L’écrivain romand Yves Velan est mort à La Chaux-de-Fonds dans le canton de Neuchâtel, le samedi 6 mai à l’âge de 91 ans. Il naît à Saint-Quentin, dans l’Aisne, le 29 août 1925. Si son père, Marcel, protestant, est originaire de Bassins, dans le canton de Vaud (Suisse), sa mère est picarde. Yves passe sa petite enfance à Eaubonne, dans la banlieue nord de Paris, où son père, architecte, exerce, jusqu’à ce que de graves difficultés financières au tout début des années 1930 conduisent la famille à s’établir en Suisse.
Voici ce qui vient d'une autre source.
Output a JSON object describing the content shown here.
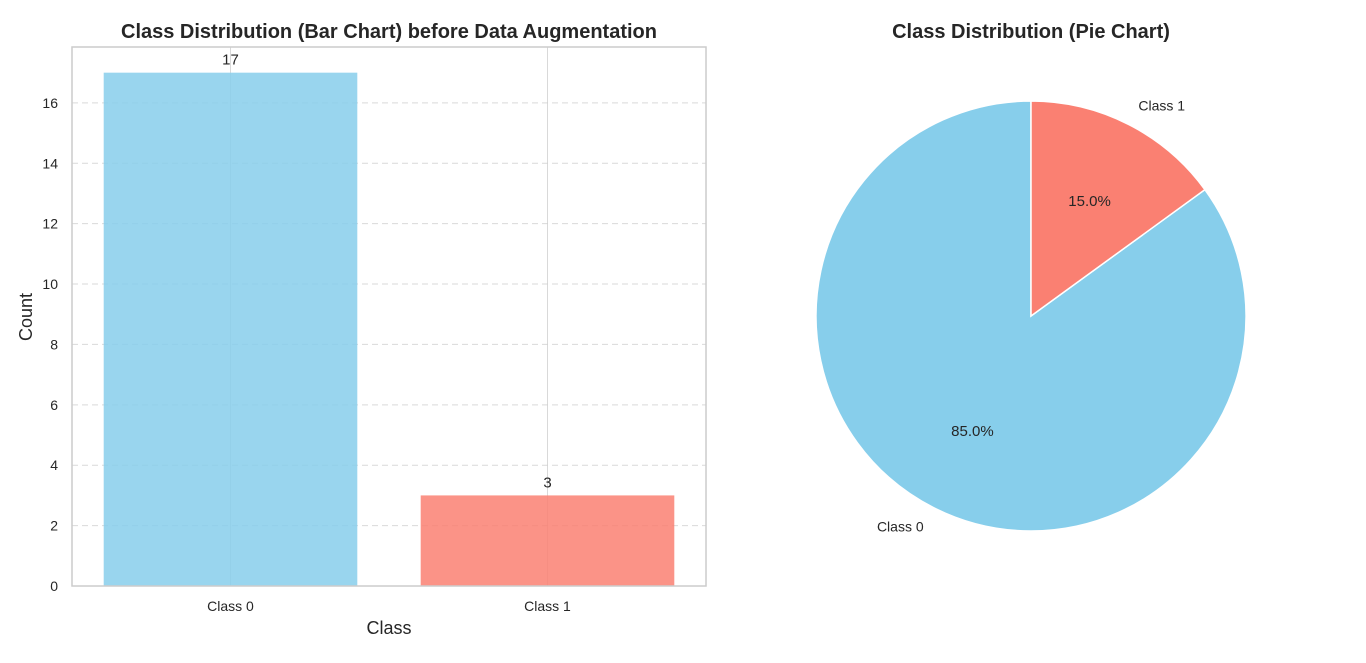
{
  "chart_data": [
    {
      "type": "bar",
      "title": "Class Distribution (Bar Chart) before Data Augmentation",
      "xlabel": "Class",
      "ylabel": "Count",
      "categories": [
        "Class 0",
        "Class 1"
      ],
      "values": [
        17,
        3
      ],
      "data_labels": [
        "17",
        "3"
      ],
      "colors": [
        "#87ceeb",
        "#fa8072"
      ],
      "ylim": [
        0,
        17.85
      ],
      "yticks": [
        0,
        2,
        4,
        6,
        8,
        10,
        12,
        14,
        16
      ],
      "grid": "y-dashed",
      "legend": "none"
    },
    {
      "type": "pie",
      "title": "Class Distribution (Pie Chart)",
      "labels": [
        "Class 0",
        "Class 1"
      ],
      "values": [
        85.0,
        15.0
      ],
      "pct_labels": [
        "85.0%",
        "15.0%"
      ],
      "colors": [
        "#87ceeb",
        "#fa8072"
      ],
      "start": "top",
      "direction": "counterclockwise-for-first-slice",
      "legend": "none"
    }
  ]
}
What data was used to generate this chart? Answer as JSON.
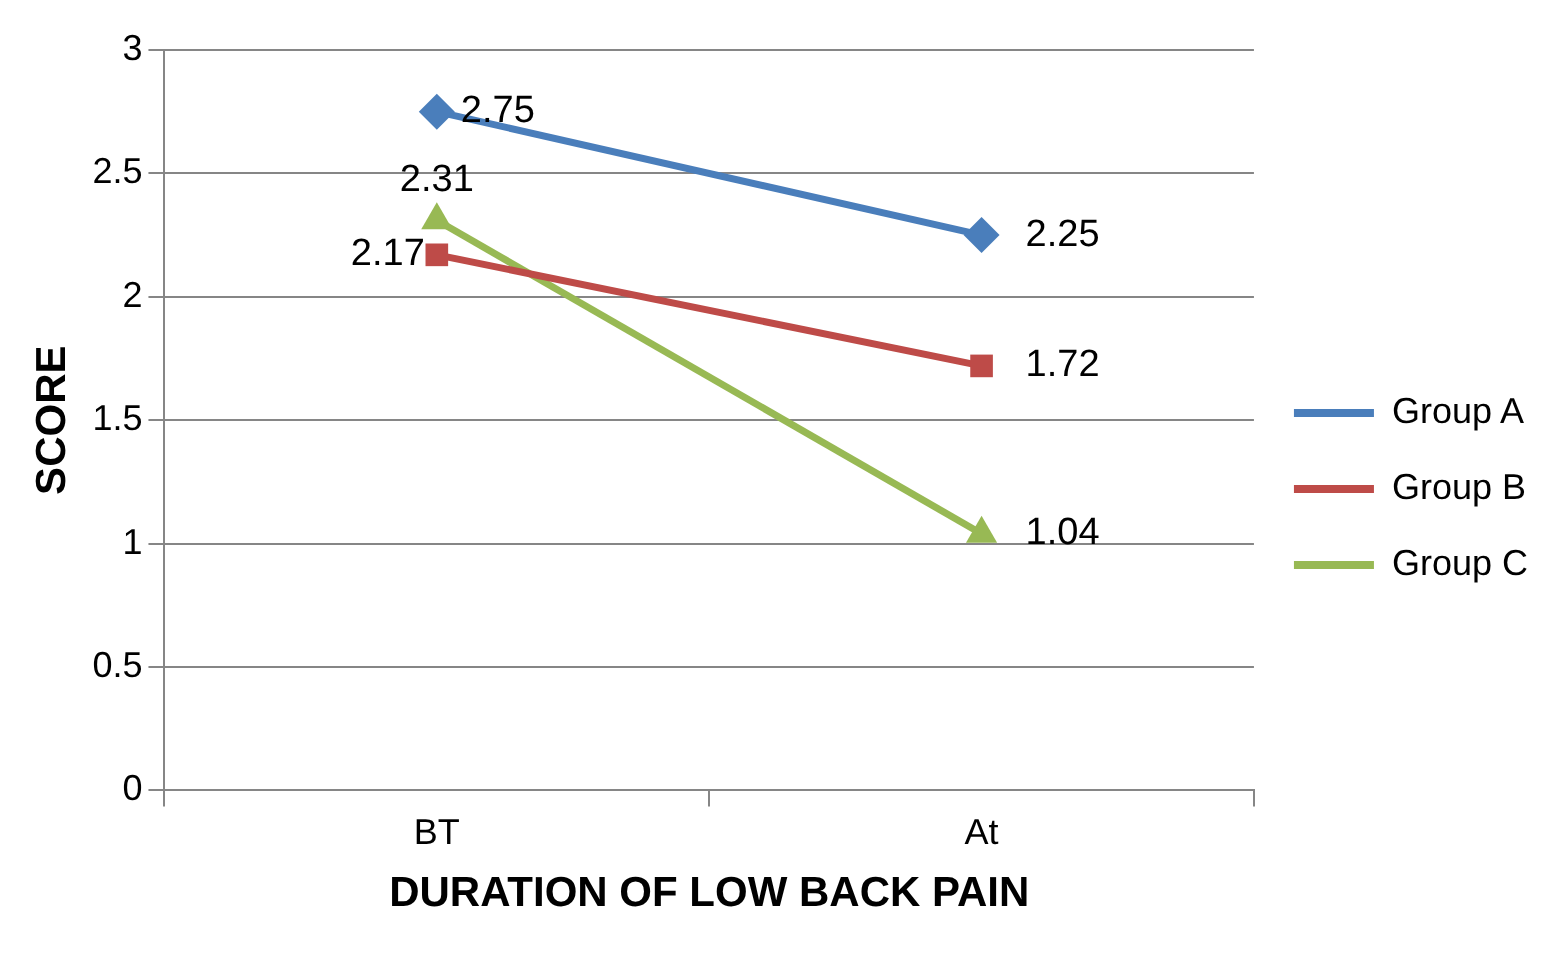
{
  "chart_data": {
    "type": "line",
    "xlabel": "DURATION OF LOW BACK PAIN",
    "ylabel": "SCORE",
    "categories": [
      "BT",
      "At"
    ],
    "series": [
      {
        "name": "Group A",
        "color": "#4a7ebb",
        "values": [
          2.75,
          2.25
        ],
        "marker": "diamond"
      },
      {
        "name": "Group B",
        "color": "#be4b48",
        "values": [
          2.17,
          1.72
        ],
        "marker": "square"
      },
      {
        "name": "Group C",
        "color": "#98b954",
        "values": [
          2.31,
          1.04
        ],
        "marker": "triangle"
      }
    ],
    "ylim": [
      0,
      3
    ],
    "yticks": [
      0,
      0.5,
      1,
      1.5,
      2,
      2.5,
      3
    ],
    "grid": "y",
    "legend": "right",
    "data_labels": true,
    "line_style": "solid"
  }
}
Direction Genève, puis le canton de Vaud, où Yves fait ses études, à Nyon, puis cap à l’université de Lausanne, où il adhère à la Société des belles lettres. Grand lecteur de Stendhal, Flaubert et Proust, passionné par le roman russe, Tolstoï et Dostoïevski notamment, il enseigne, titulaire d’une licence de lettres, la littérature à Nyon, avant d’occuper deux ans un poste de lecteur à l’université de Florence. C’est là qu’il rencontre celle qui deviendra son épouse, Luisa, dont il aura une fille, Florence.
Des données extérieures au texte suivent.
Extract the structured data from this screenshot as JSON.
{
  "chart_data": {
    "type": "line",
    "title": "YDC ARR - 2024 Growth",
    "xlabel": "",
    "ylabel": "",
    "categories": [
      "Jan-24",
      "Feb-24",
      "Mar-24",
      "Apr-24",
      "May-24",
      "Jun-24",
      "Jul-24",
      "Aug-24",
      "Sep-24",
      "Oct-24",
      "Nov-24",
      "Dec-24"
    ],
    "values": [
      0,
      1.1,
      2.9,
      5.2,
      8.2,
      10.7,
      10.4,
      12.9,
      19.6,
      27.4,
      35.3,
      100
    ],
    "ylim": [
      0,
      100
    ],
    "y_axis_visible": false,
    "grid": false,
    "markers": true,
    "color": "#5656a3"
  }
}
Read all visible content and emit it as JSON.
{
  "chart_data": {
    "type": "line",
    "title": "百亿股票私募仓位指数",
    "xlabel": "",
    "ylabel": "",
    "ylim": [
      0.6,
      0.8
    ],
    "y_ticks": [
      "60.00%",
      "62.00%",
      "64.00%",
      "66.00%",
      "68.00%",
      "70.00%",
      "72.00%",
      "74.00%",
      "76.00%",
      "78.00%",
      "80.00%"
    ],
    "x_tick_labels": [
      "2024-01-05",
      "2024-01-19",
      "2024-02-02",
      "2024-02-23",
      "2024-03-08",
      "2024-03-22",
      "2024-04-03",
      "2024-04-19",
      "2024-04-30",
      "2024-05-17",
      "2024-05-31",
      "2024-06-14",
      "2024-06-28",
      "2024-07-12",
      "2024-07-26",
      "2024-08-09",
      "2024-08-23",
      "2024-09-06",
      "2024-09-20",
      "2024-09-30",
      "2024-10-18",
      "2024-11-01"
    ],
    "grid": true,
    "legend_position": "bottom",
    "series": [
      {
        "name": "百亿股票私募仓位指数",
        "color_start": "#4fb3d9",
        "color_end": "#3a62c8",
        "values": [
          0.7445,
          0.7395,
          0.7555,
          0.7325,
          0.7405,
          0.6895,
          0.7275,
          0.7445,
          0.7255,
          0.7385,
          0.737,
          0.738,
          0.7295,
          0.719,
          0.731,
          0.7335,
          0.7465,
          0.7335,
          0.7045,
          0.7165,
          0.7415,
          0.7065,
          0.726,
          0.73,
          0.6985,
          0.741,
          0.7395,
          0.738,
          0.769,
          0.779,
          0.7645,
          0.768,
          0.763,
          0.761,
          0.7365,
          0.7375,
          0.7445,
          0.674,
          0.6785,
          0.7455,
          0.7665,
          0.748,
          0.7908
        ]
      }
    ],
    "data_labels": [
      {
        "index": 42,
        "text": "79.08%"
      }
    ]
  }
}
De retour à Lausanne, Yves Velan milite : politiquement – communiste, il adhère dès 1946 au Parti ouvrier et populaire (POP), fondé en 1944 ; il reste membre jusqu’en juin 1958, lorsque l’exécution d’Imre Nagy, leader de l’insurrection hongroise de 1956, rend la rupture inévitable à ses yeux – et culturellement puisqu’il fonde, avec cinq jeunes lettrés (Henri Debluë, Jean-Pierre Schlunegger, Michel Dentan, Georges Wagen et Jean Messner) qui partagent la même conception engagée de la littérature, la revue Rencontre (1950), point de départ d’une aventure éditoriale singulière au succès impressionnant, voire fulgurant. En vingt ans, c’est l’adresse d’un des clubs de livres les plus importants de la francophonie, avec près de 6 millions de volumes vendus en 1970 !
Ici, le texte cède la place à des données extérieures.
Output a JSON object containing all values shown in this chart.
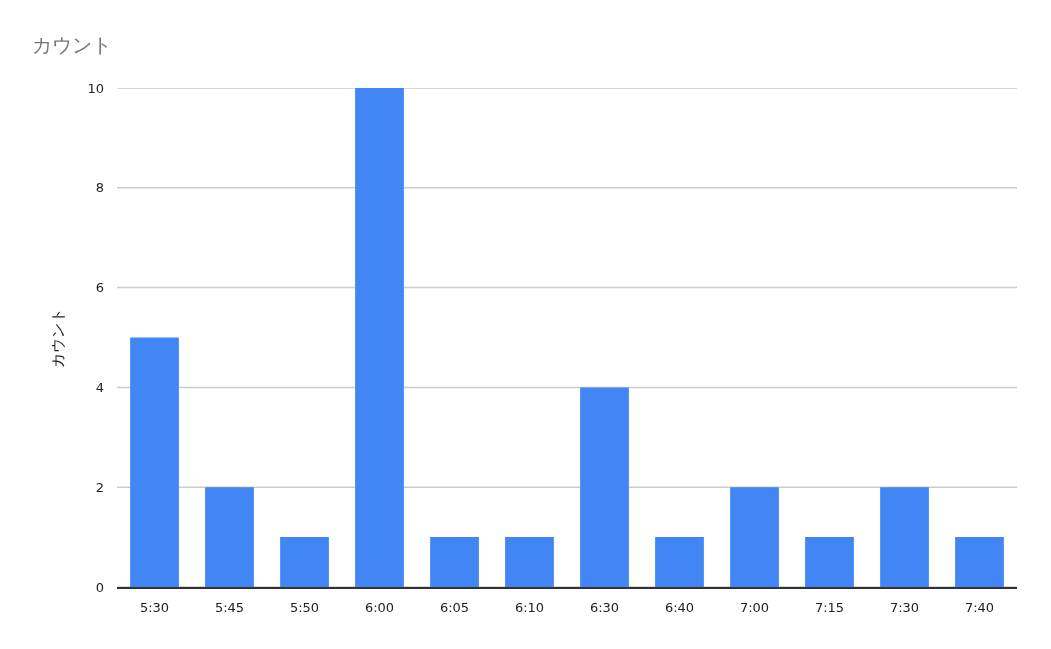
{
  "chart_data": {
    "type": "bar",
    "title": "カウント",
    "ylabel": "カウント",
    "categories": [
      "5:30",
      "5:45",
      "5:50",
      "6:00",
      "6:05",
      "6:10",
      "6:30",
      "6:40",
      "7:00",
      "7:15",
      "7:30",
      "7:40"
    ],
    "values": [
      5,
      2,
      1,
      10,
      1,
      1,
      4,
      1,
      2,
      1,
      2,
      1
    ],
    "color": "#4285f4",
    "ylim": [
      0,
      10
    ],
    "yticks": [
      0,
      2,
      4,
      6,
      8,
      10
    ],
    "grid": "y"
  }
}
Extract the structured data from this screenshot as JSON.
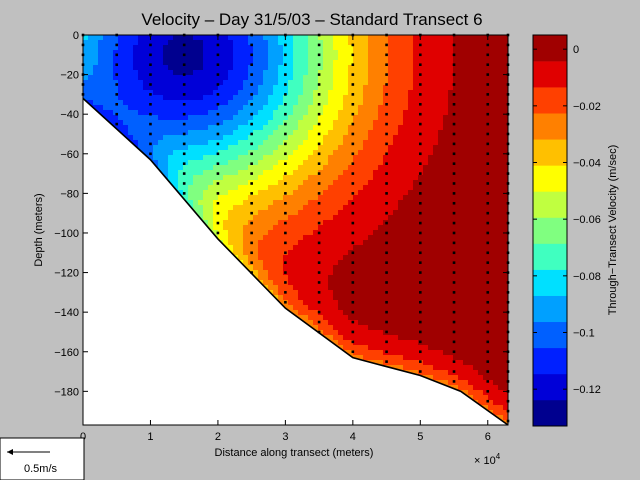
{
  "chart_data": {
    "type": "contour",
    "title": "Velocity – Day 31/5/03 – Standard Transect 6",
    "xlabel": "Distance along transect (meters)",
    "x_exponent_label": "× 10",
    "x_exponent_power": "4",
    "ylabel": "Depth (meters)",
    "colorbar_label": "Through−Transect Velocity (m/sec)",
    "xlim": [
      0,
      63000
    ],
    "ylim": [
      -197,
      0
    ],
    "x_ticks": [
      "0",
      "1",
      "2",
      "3",
      "4",
      "5",
      "6"
    ],
    "y_ticks": [
      "0",
      "−20",
      "−40",
      "−60",
      "−80",
      "−100",
      "−120",
      "−140",
      "−160",
      "−180"
    ],
    "clim": [
      -0.133,
      0.005
    ],
    "colorbar_ticks": [
      "0",
      "−0.02",
      "−0.04",
      "−0.06",
      "−0.08",
      "−0.1",
      "−0.12"
    ],
    "colors": [
      "#00008f",
      "#0000d8",
      "#0020ff",
      "#0060ff",
      "#00a0ff",
      "#00e0ff",
      "#40ffc0",
      "#80ff80",
      "#c0ff40",
      "#ffff00",
      "#ffc000",
      "#ff8000",
      "#ff4000",
      "#e00000",
      "#a00000"
    ],
    "bottom_profile": [
      [
        0,
        -32
      ],
      [
        10000,
        -63
      ],
      [
        20000,
        -103
      ],
      [
        30000,
        -138
      ],
      [
        40000,
        -163
      ],
      [
        50000,
        -172
      ],
      [
        56000,
        -180
      ],
      [
        63000,
        -197
      ]
    ],
    "velocity_minimum": {
      "x": 15000,
      "depth": -10,
      "value": -0.13
    },
    "profile_stations_x": [
      0,
      5000,
      10000,
      15000,
      20000,
      25000,
      30000,
      35000,
      40000,
      45000,
      50000,
      55000,
      60000,
      63000
    ],
    "sample_depth_step": 5,
    "scale_arrow_label": "0.5m/s"
  }
}
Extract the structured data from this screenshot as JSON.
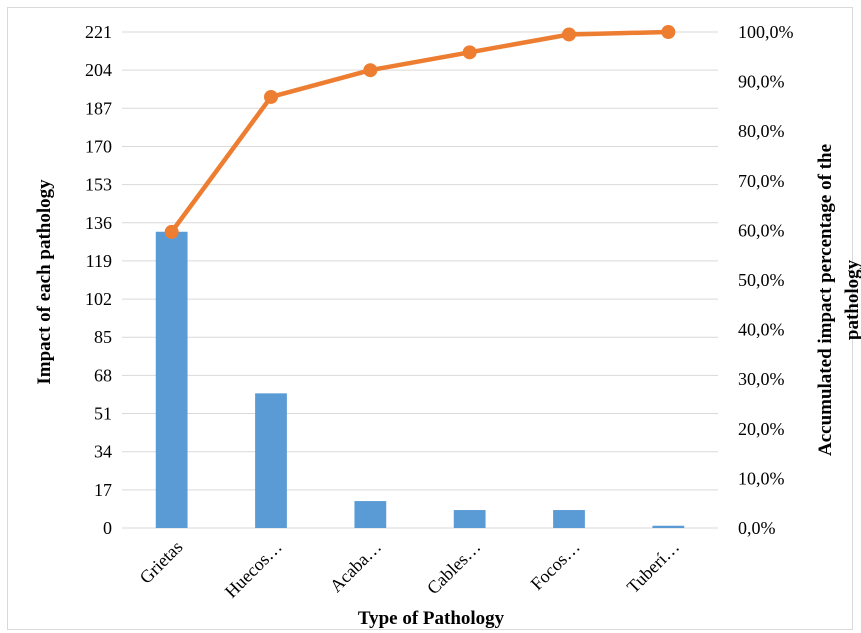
{
  "chart_data": {
    "type": "bar",
    "categories": [
      "Grietas",
      "Huecos…",
      "Acaba…",
      "Cables…",
      "Focos…",
      "Tuberí…"
    ],
    "series": [
      {
        "values": [
          132,
          60,
          12,
          8,
          8,
          1
        ],
        "axis": "left",
        "type": "bar",
        "color": "#5b9bd5"
      },
      {
        "values": [
          59.7,
          86.9,
          92.3,
          95.9,
          99.5,
          100.0
        ],
        "axis": "right",
        "type": "line",
        "color": "#ed7d31"
      }
    ],
    "xlabel": "Type of Pathology",
    "ylabel": "Impact of each pathology",
    "y2label_line1": "Accumulated impact percentage of the",
    "y2label_line2": "pathology",
    "ylim": [
      0,
      221
    ],
    "y2lim": [
      0,
      100
    ],
    "yticks": [
      "0",
      "17",
      "34",
      "51",
      "68",
      "85",
      "102",
      "119",
      "136",
      "153",
      "170",
      "187",
      "204",
      "221"
    ],
    "y2ticks": [
      "0,0%",
      "10,0%",
      "20,0%",
      "30,0%",
      "40,0%",
      "50,0%",
      "60,0%",
      "70,0%",
      "80,0%",
      "90,0%",
      "100,0%"
    ],
    "grid": true,
    "legend": "none"
  }
}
La transformation du monde par les idées et la littérature
A l’origine, le projet était moins mercantile et plus altruiste puisque la nouvelle société coopérative Rencontre avait pour projet de « répandre la beauté par l’édition, la confection, la diffusion et la vente en commun de livres au prix de revient ». Montée avec le concours du patricien Pierre-Balthasar de Muralt (1922-2013), docteur en droit et typographe diplômé, qui vient de racheter en 1949 l’imprimerie Henri Jaunin, la nouvelle adresse éditoriale débute en publiant l’Antigone de l’écrivain et helléniste lausannois André Bonnard (1888-1959), fraîchement élu président du Mouvement suisse de la paix – un engagement sensible aux premières heures de la guerre froide, qui lui vaut d’être inculpé devant le Tribunal fédéral pour atteinte à la sécurité extérieure de l’Etat en 1952, soupçon d’espionnage au profit de l’URSS que l’obtention du prix Lénine pour la paix en 1954 ne dissipe pas.